PS admite ir a jogo na lei das incompatibilidades. Passos defende Maria Luís
A controversa contratação de Maria Luís Albuquerque como administradora não executiva da Arrow Global pode resultar numa alteração ao Regime Jurídico de Incompatibilidades e Impedimentos dos Titulares de Cargos Políticos e Altos Cargos Públicos. Primeiro, o PS torceu o nariz quando o BE adiantou que ia recuperar uma proposta de 2013 para apertar a malha à transição de funções em altos cargos do Estado para o setor privado, mas ontem alterou o guião e afirmou estar disponível para rever a lei.
"Estamos abertos para debater o regime de incompatibilidades", afirmou o porta-voz socialista, João Galamba, no Parlamento, um dia depois de ter sido conhecida a nomeação da ex-ministra das Finanças e atual deputada do PSD para a Arrow Global, uma gestora de créditos britânica. E o deputado prosseguiu: "Se entendermos que há alguma lacuna na lei e se puder ser apreciada, não temos qualquer objeção em participar e contribuir para essa melhoria da lei."
Posição diferente tinha sido vincada na véspera por Carlos César. Questionado sobre se a revisão do quadro legal estava a ser equacionada, o líder da bancada foi categórico: "Não está em causa. O que está em causa é o comportamento de uma personalidade que foi ministra das Finanças e que vai trabalhar para uma empresa que agiu dentro da área desse ministério."
Quanto ao BE, reapresentou o projeto de lei - chumbado há três anos por PSD e CDS (com abstenção do PS) - para alargar o espetro de incompatibilidades dos titulares de cargos políticos. "Se houvesse uma alteração da lei em 2013, era inequívoco aos olhos de todos e aos olhos da lei que qualquer membro de governo que saísse não poderia, num prazo de seis anos, exercer qualquer função numa empresa privada do setor do qual tinha tutela", explicou Pedro Filipe Soares, líder da bancada bloquista.
Para já, o PCP não disse se avança com alguma iniciativa. Porém, Jerónimo de Sousa referiu ontem, após reunião do Comité Central, que poderá estar em causa uma "escandalosa promiscuidade entre poder político e grupos económicos, particularmente a banca privada, em que membros do governo PSD-CDS - com destaque para a ministra das Finanças - ou empresas públicas diretamente interessadas se revezam entre interesses privados e a negociação a partir do Estado".
Agora, terá a palavra a subcomissão de Ética, embora a comissão de inquérito ao Banif - banco ao qual a Whitestar, detida pela Global Arrow, adquiriu crédito malparado no valor de 300 milhões de euros - também seja "contaminada" por este caso. O PS apresentou ontem um requerimento para audição de dois gestores da Whitestar, John Calvão e João Ferreira Marques, com o intuito de apurar quais foram os contactos entre Maria Luís e aquela sociedade.
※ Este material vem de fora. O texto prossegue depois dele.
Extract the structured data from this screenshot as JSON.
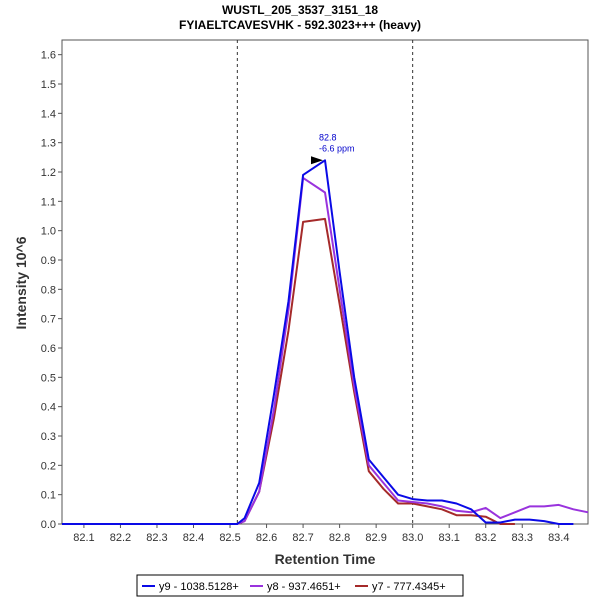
{
  "chart_data": {
    "type": "line",
    "title": "WUSTL_205_3537_3151_18",
    "subtitle": "FYIAELTCAVESVHK - 592.3023+++ (heavy)",
    "xlabel": "Retention Time",
    "ylabel": "Intensity 10^6",
    "xlim": [
      82.04,
      83.48
    ],
    "ylim": [
      0,
      1.65
    ],
    "x_ticks": [
      "82.1",
      "82.2",
      "82.3",
      "82.4",
      "82.5",
      "82.6",
      "82.7",
      "82.8",
      "82.9",
      "83.0",
      "83.1",
      "83.2",
      "83.3",
      "83.4"
    ],
    "y_ticks": [
      "0.0",
      "0.1",
      "0.2",
      "0.3",
      "0.4",
      "0.5",
      "0.6",
      "0.7",
      "0.8",
      "0.9",
      "1.0",
      "1.1",
      "1.2",
      "1.3",
      "1.4",
      "1.5",
      "1.6"
    ],
    "integration_boundaries": [
      82.52,
      83.0
    ],
    "peak_annotation": {
      "x": 82.76,
      "y": 1.24,
      "label_rt": "82.8",
      "label_ppm": "-6.6 ppm"
    },
    "series": [
      {
        "name": "y9 - 1038.5128+",
        "color": "#0a0ae6",
        "x": [
          82.04,
          82.52,
          82.54,
          82.58,
          82.62,
          82.66,
          82.7,
          82.76,
          82.8,
          82.84,
          82.88,
          82.92,
          82.96,
          83.0,
          83.04,
          83.08,
          83.12,
          83.16,
          83.2,
          83.24,
          83.28,
          83.32,
          83.36,
          83.4,
          83.44
        ],
        "y": [
          0,
          0,
          0.02,
          0.14,
          0.44,
          0.76,
          1.19,
          1.24,
          0.86,
          0.5,
          0.22,
          0.16,
          0.1,
          0.085,
          0.08,
          0.08,
          0.07,
          0.05,
          0.005,
          0.005,
          0.015,
          0.015,
          0.01,
          0.0,
          0.0
        ]
      },
      {
        "name": "y8 - 937.4651+",
        "color": "#9933dd",
        "x": [
          82.04,
          82.52,
          82.54,
          82.58,
          82.62,
          82.66,
          82.7,
          82.76,
          82.8,
          82.84,
          82.88,
          82.92,
          82.96,
          83.0,
          83.04,
          83.08,
          83.12,
          83.16,
          83.2,
          83.24,
          83.28,
          83.32,
          83.36,
          83.4,
          83.44,
          83.48
        ],
        "y": [
          0,
          0,
          0.01,
          0.11,
          0.39,
          0.73,
          1.18,
          1.13,
          0.8,
          0.47,
          0.2,
          0.14,
          0.08,
          0.075,
          0.07,
          0.06,
          0.045,
          0.04,
          0.055,
          0.02,
          0.04,
          0.06,
          0.06,
          0.065,
          0.05,
          0.04
        ]
      },
      {
        "name": "y7 - 777.4345+",
        "color": "#a52a2a",
        "x": [
          82.04,
          82.52,
          82.54,
          82.58,
          82.62,
          82.66,
          82.7,
          82.76,
          82.8,
          82.84,
          82.88,
          82.92,
          82.96,
          83.0,
          83.04,
          83.08,
          83.12,
          83.16,
          83.2,
          83.24,
          83.28
        ],
        "y": [
          0,
          0,
          0.01,
          0.11,
          0.36,
          0.66,
          1.03,
          1.04,
          0.75,
          0.45,
          0.18,
          0.12,
          0.07,
          0.07,
          0.06,
          0.05,
          0.03,
          0.03,
          0.025,
          0.0,
          0.0
        ]
      }
    ],
    "legend_position": "bottom"
  },
  "colors": {
    "boundary": "#333333",
    "annotation": "#0000cc",
    "axis": "#555555"
  }
}
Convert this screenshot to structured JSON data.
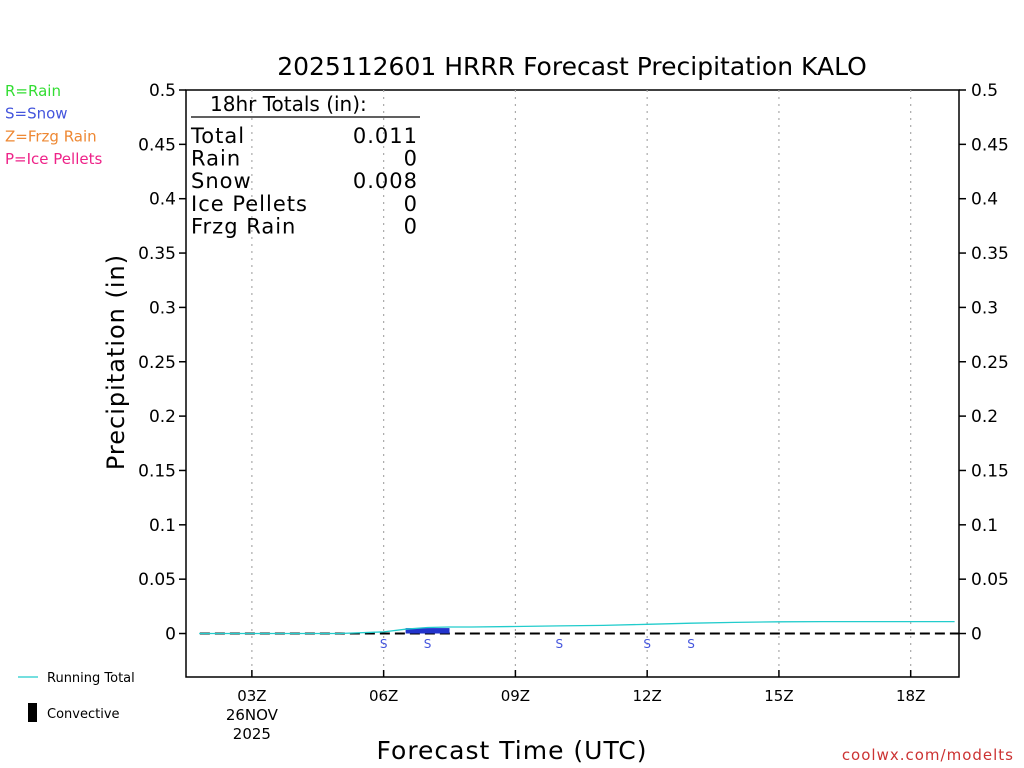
{
  "chart_data": {
    "type": "bar",
    "title": "2025112601 HRRR Forecast Precipitation KALO",
    "xlabel": "Forecast Time (UTC)",
    "ylabel": "Precipitation (in)",
    "ylim": [
      -0.04,
      0.5
    ],
    "xlim": [
      1.5,
      19.1
    ],
    "grid": "vertical dotted",
    "y_ticks": [
      0,
      0.05,
      0.1,
      0.15,
      0.2,
      0.25,
      0.3,
      0.35,
      0.4,
      0.45,
      0.5
    ],
    "y_tick_labels": [
      "0",
      "0.05",
      "0.1",
      "0.15",
      "0.2",
      "0.25",
      "0.3",
      "0.35",
      "0.4",
      "0.45",
      "0.5"
    ],
    "x_ticks": [
      {
        "hour": 3,
        "label": "03Z"
      },
      {
        "hour": 6,
        "label": "06Z"
      },
      {
        "hour": 9,
        "label": "09Z"
      },
      {
        "hour": 12,
        "label": "12Z"
      },
      {
        "hour": 15,
        "label": "15Z"
      },
      {
        "hour": 18,
        "label": "18Z"
      }
    ],
    "date_label": [
      "26NOV",
      "2025"
    ],
    "legend": [
      {
        "text": "R=Rain",
        "color": "#33dd33"
      },
      {
        "text": "S=Snow",
        "color": "#4455dd"
      },
      {
        "text": "Z=Frzg Rain",
        "color": "#ee8833"
      },
      {
        "text": "P=Ice Pellets",
        "color": "#ee2288"
      }
    ],
    "bottom_legend": {
      "running_total": "Running Total",
      "convective": "Convective"
    },
    "series": [
      {
        "name": "Running Total",
        "color": "#22cccc",
        "x": [
          1.8,
          3,
          4,
          5,
          6,
          6.5,
          7,
          7.5,
          8,
          9,
          10,
          11,
          12,
          13,
          14,
          15,
          16,
          17,
          18,
          19
        ],
        "values": [
          0,
          0,
          0,
          0,
          0.0015,
          0.004,
          0.0055,
          0.006,
          0.006,
          0.0065,
          0.007,
          0.0075,
          0.0085,
          0.0095,
          0.0102,
          0.0108,
          0.011,
          0.011,
          0.011,
          0.011
        ]
      },
      {
        "name": "Hourly Snow",
        "color": "#2233cc",
        "bars": [
          {
            "x": 7,
            "value": 0.005
          }
        ]
      }
    ],
    "precip_type_markers": [
      {
        "hour": 6,
        "label": "S"
      },
      {
        "hour": 7,
        "label": "S"
      },
      {
        "hour": 10,
        "label": "S"
      },
      {
        "hour": 12,
        "label": "S"
      },
      {
        "hour": 13,
        "label": "S"
      }
    ],
    "totals_box": {
      "header": "18hr Totals (in):",
      "rows": [
        {
          "label": "Total",
          "value": "0.011"
        },
        {
          "label": "Rain",
          "value": "0"
        },
        {
          "label": "Snow",
          "value": "0.008"
        },
        {
          "label": "Ice Pellets",
          "value": "0"
        },
        {
          "label": "Frzg Rain",
          "value": "0"
        }
      ]
    },
    "credit": "coolwx.com/modelts"
  }
}
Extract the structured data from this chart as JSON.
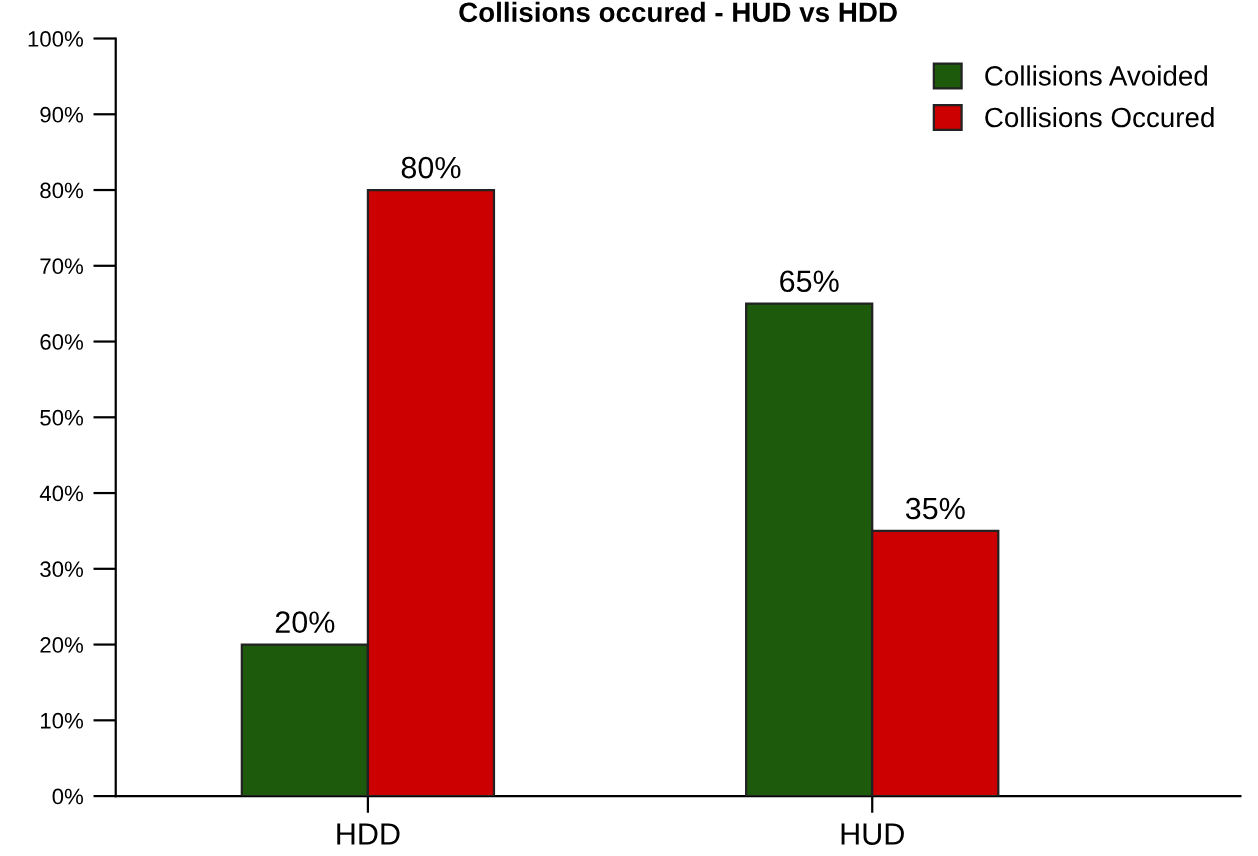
{
  "chart_data": {
    "type": "bar",
    "title": "Collisions occured - HUD vs HDD",
    "categories": [
      "HDD",
      "HUD"
    ],
    "series": [
      {
        "name": "Collisions Avoided",
        "color": "#1e5a0c",
        "values": [
          20,
          65
        ],
        "value_labels": [
          "20%",
          "65%"
        ]
      },
      {
        "name": "Collisions Occured",
        "color": "#cc0000",
        "values": [
          80,
          35
        ],
        "value_labels": [
          "80%",
          "35%"
        ]
      }
    ],
    "ylim": [
      0,
      100
    ],
    "yticks": [
      {
        "value": 0,
        "label": "0%"
      },
      {
        "value": 10,
        "label": "10%"
      },
      {
        "value": 20,
        "label": "20%"
      },
      {
        "value": 30,
        "label": "30%"
      },
      {
        "value": 40,
        "label": "40%"
      },
      {
        "value": 50,
        "label": "50%"
      },
      {
        "value": 60,
        "label": "60%"
      },
      {
        "value": 70,
        "label": "70%"
      },
      {
        "value": 80,
        "label": "80%"
      },
      {
        "value": 90,
        "label": "90%"
      },
      {
        "value": 100,
        "label": "100%"
      }
    ],
    "grid": false,
    "legend": "top right"
  }
}
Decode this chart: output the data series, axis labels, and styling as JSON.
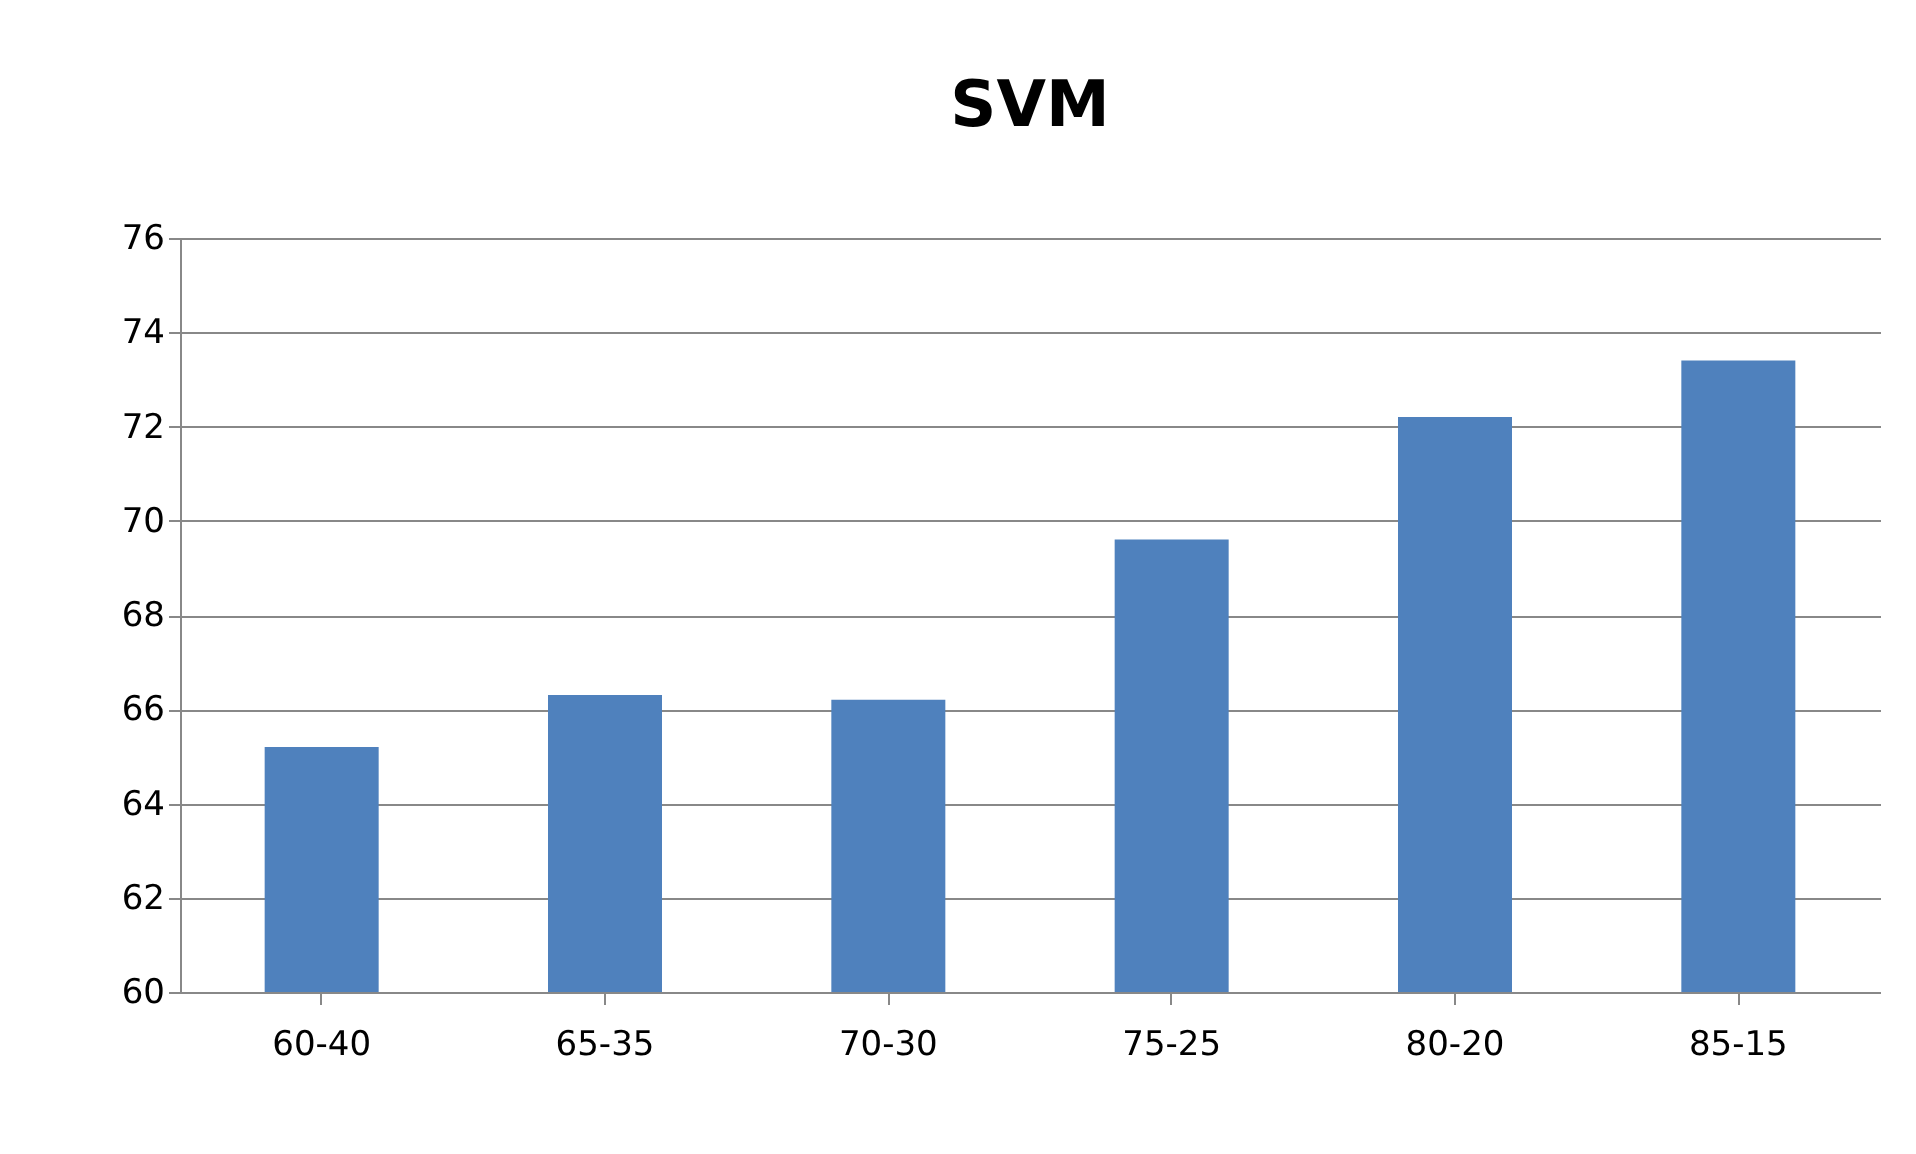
{
  "chart_data": {
    "type": "bar",
    "title": "SVM",
    "categories": [
      "60-40",
      "65-35",
      "70-30",
      "75-25",
      "80-20",
      "85-15"
    ],
    "values": [
      65.2,
      66.3,
      66.2,
      69.6,
      72.2,
      73.4
    ],
    "color": "#4f81bd",
    "ylim": [
      60,
      76
    ],
    "yticks": [
      60,
      62,
      64,
      66,
      68,
      70,
      72,
      74,
      76
    ],
    "grid": "y"
  }
}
Passos protege ex-ministra
Passos Coelho veio ontem a terreiro defender a sua ex-ministra, ao observar que Maria Luís "não infringiu a lei" e "não há nada na aceitação do convite que lhe foi dirigido que infrinja a lei".
"Não há nada na lei que impeça esta matéria, não há do ponto de vista ético nada que se lhe possa apontar. As pessoas estão proibidas um dia, depois de sair do governo, de poderem trabalhar?", questionou. O ex-chefe do governo frisou ainda que se está a falar de "uma pessoa não só com muito prestigio e capacidade como moralmente muito forte".
E cortou rente as críticas da esquerda: "A forma como a questão está a ser usada é para fazer chicana política e acho que devia haver limite para estas coisas."
Maria Luís, por seu turno, pediu à subcomissão de Ética que avalie se existem incompatibilidades entre a sua contratação e os atuais ou antigos cargos políticos, manifestando "total disponibilidade" para prestar esclarecimentos.